The text on the sign says "tHierNumaals" which was translated to me as "something to do with the after life". I'm fairly certain this translation is incorrect and should actually be translated to "something to do with after hours", or more specifically "screaming old style drinking songs so far beyond after hours it's freaking morning". When the yelling and singing gets to loud, people give up and just spill out into the street to continue. This happens every night. Monday, Tuesday, whenever, it doesn't matter, everyday is a good day for partying like it's 1560.

Finally, two nights ago at 4am Jen and I decided it was a good time to say something. We threw on some baggy sweatshirts and sweatpants and headed outside. It was raining. Once we were at the door of the fraternity I could smell the beer through the wood. There was a giant "lion biting a metal ring" style knocker I was pretty pumped to use. We could hear some yelling behind the door. I knocked a few times, and the door opened. . .

Quick side note: statistically speaking the Dutch are growing faster than the rest of humankind. I've felt particularly small being here. After all, I'm not a large guy. Once Jen arrived, who is even smaller than I, I've gone so far as to start kicking around the idea we could possibly be midgets. However, on this particular rainy night, standing under that stupid sign in our baggy clothes, knocking on that huge wood door that smelled of beer with a huge lion's face, it was obvious. . .we are Hobbits.

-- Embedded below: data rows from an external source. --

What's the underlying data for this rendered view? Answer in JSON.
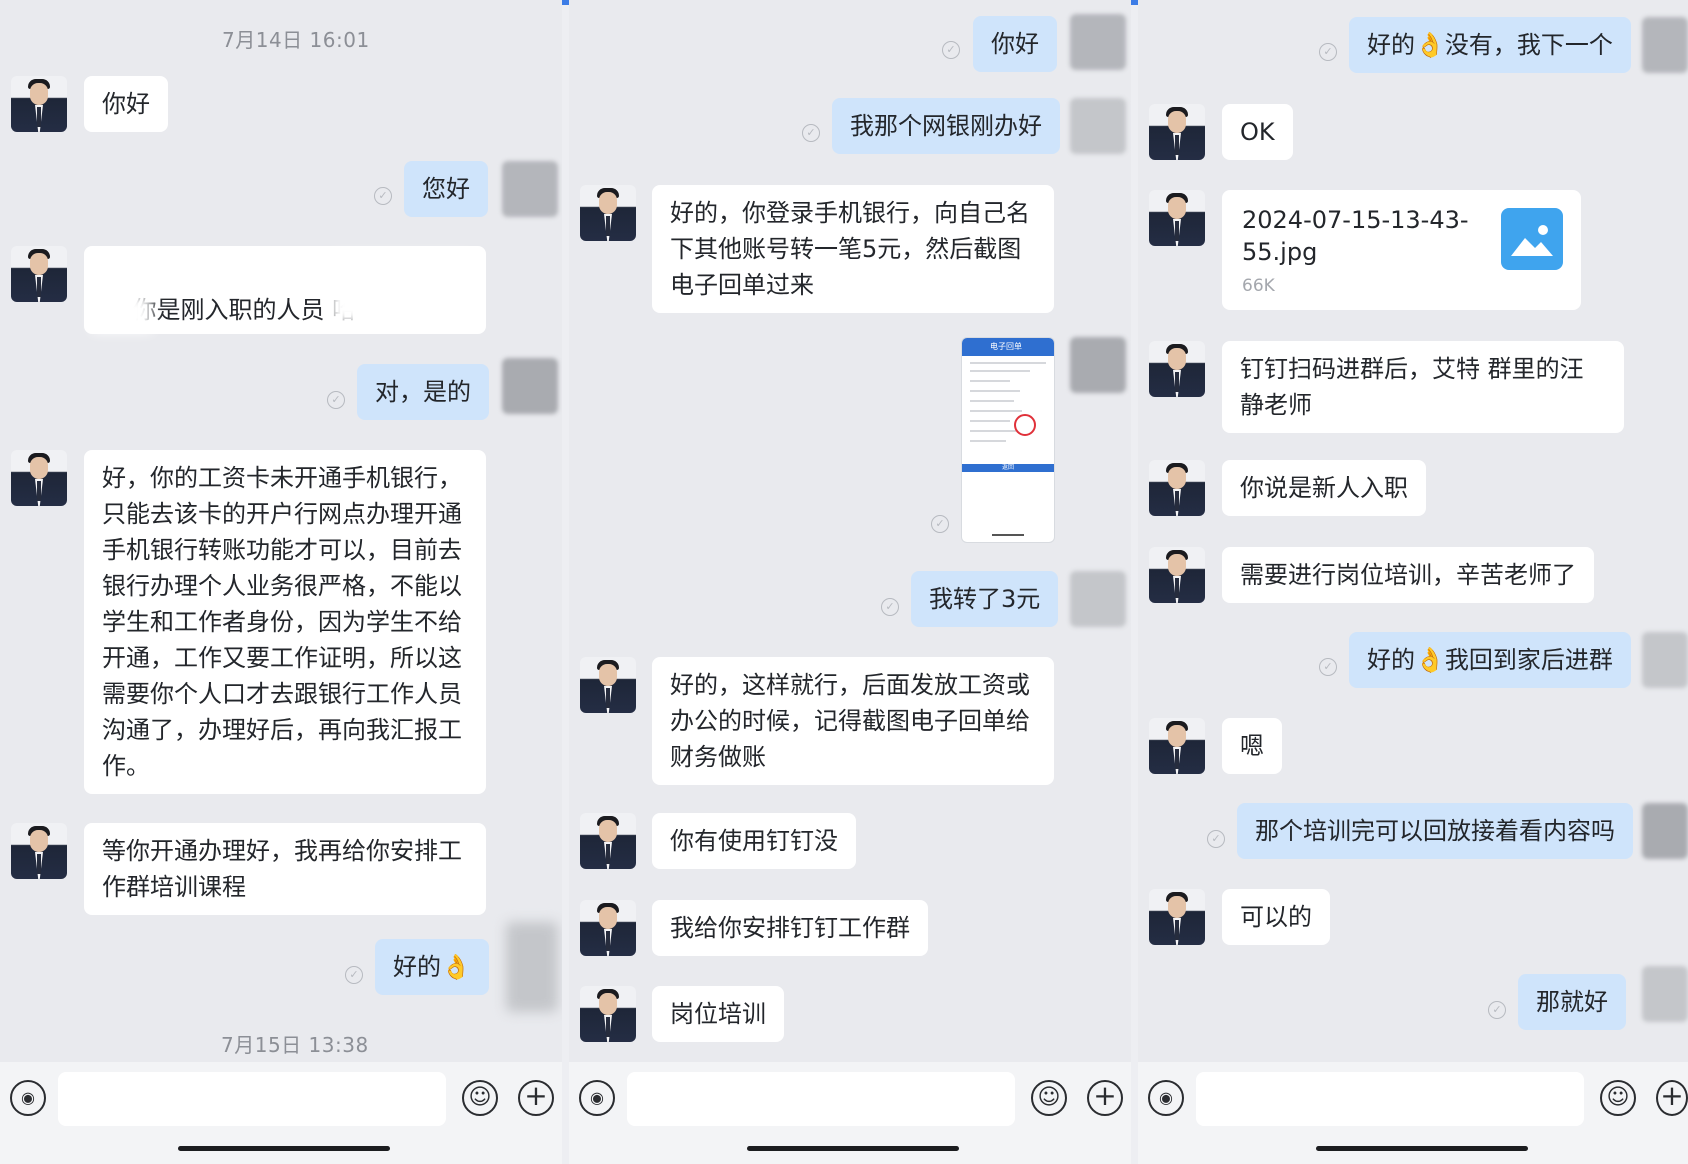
{
  "panel1": {
    "timestamp_top": "7月14日 16:01",
    "timestamp_bottom": "7月15日 13:38",
    "messages": [
      {
        "dir": "in",
        "text": "你好"
      },
      {
        "dir": "out",
        "text": "您好"
      },
      {
        "dir": "in",
        "text": "你是刚入职的人员 哈"
      },
      {
        "dir": "out",
        "text": "对，是的"
      },
      {
        "dir": "in",
        "text": "好，你的工资卡未开通手机银行，只能去该卡的开户行网点办理开通手机银行转账功能才可以，目前去银行办理个人业务很严格，不能以学生和工作者身份，因为学生不给开通，工作又要工作证明，所以这需要你个人口才去跟银行工作人员沟通了，办理好后，再向我汇报工作。"
      },
      {
        "dir": "in",
        "text": "等你开通办理好，我再给你安排工作群培训课程"
      },
      {
        "dir": "out",
        "text": "好的👌"
      }
    ]
  },
  "panel2": {
    "messages": [
      {
        "dir": "out",
        "text": "你好"
      },
      {
        "dir": "out",
        "text": "我那个网银刚办好"
      },
      {
        "dir": "in",
        "text": "好的，你登录手机银行，向自己名下其他账号转一笔5元，然后截图电子回单过来"
      },
      {
        "dir": "out",
        "image": "electronic-receipt-screenshot"
      },
      {
        "dir": "out",
        "text": "我转了3元"
      },
      {
        "dir": "in",
        "text": "好的，这样就行，后面发放工资或办公的时候，记得截图电子回单给财务做账"
      },
      {
        "dir": "in",
        "text": "你有使用钉钉没"
      },
      {
        "dir": "in",
        "text": "我给你安排钉钉工作群"
      },
      {
        "dir": "in",
        "text": "岗位培训"
      }
    ],
    "receipt_title": "电子回单",
    "receipt_button": "返回"
  },
  "panel3": {
    "messages": [
      {
        "dir": "out",
        "text": "好的👌没有，我下一个"
      },
      {
        "dir": "in",
        "text": "OK"
      },
      {
        "dir": "in",
        "file": {
          "name": "2024-07-15-13-43-55.jpg",
          "size": "66K",
          "icon": "image-file-icon"
        }
      },
      {
        "dir": "in",
        "text": "钉钉扫码进群后，艾特 群里的汪静老师"
      },
      {
        "dir": "in",
        "text": "你说是新人入职"
      },
      {
        "dir": "in",
        "text": "需要进行岗位培训，辛苦老师了"
      },
      {
        "dir": "out",
        "text": "好的👌我回到家后进群"
      },
      {
        "dir": "in",
        "text": "嗯"
      },
      {
        "dir": "out",
        "text": "那个培训完可以回放接着看内容吗"
      },
      {
        "dir": "in",
        "text": "可以的"
      },
      {
        "dir": "out",
        "text": "那就好"
      }
    ]
  },
  "inputbar": {
    "voice_icon": "voice-icon",
    "emoji_icon": "emoji-icon",
    "plus_icon": "plus-icon",
    "voice_glyph": "◉",
    "emoji_glyph": "☺",
    "plus_glyph": "+"
  },
  "colors": {
    "incoming_bubble": "#ffffff",
    "outgoing_bubble": "#cfe4fb",
    "background": "#e9eaee",
    "accent": "#3c7ce6"
  }
}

Once the door opened there stood a huge Dutch guy dressed in, kid you not, onesies button-up pajamas. He was holding a pitcher of beer like a it was a pint. The pitcher pint made me even more aware of my Hobbit sized Hobbit-ness. As I glanced around the room I realized virtually everyone was in vertical striped onesies with footies. It was not an apartment at all. Everything was wood, and there was a full bar along one of the walls and a long bench along the other.

I figured this was a good time to start in with some Dutch, "Goede avond," (Good evening). I suddenly became self conscious thinking, "what a stupid thing to say," it was, in fact 4am. So, I started again in English, getting right the point. "You guys need to keep it down." I continued for about minute before the guy even realized I was speaking a foreign language. Then, He and his brothers started in with a gaggle of slurring profanity mixed with invitations to drink and inquiries of our nationality. Luckily, out of now where came a slightly less drunk, normally dressed gentleman who politely explained everyone was really drunk, and it was pointless for us to ask them to keep it down, but he would try to remind everyone. He was right, after all who can reason with a small army of beer soggy pajama wearing giants.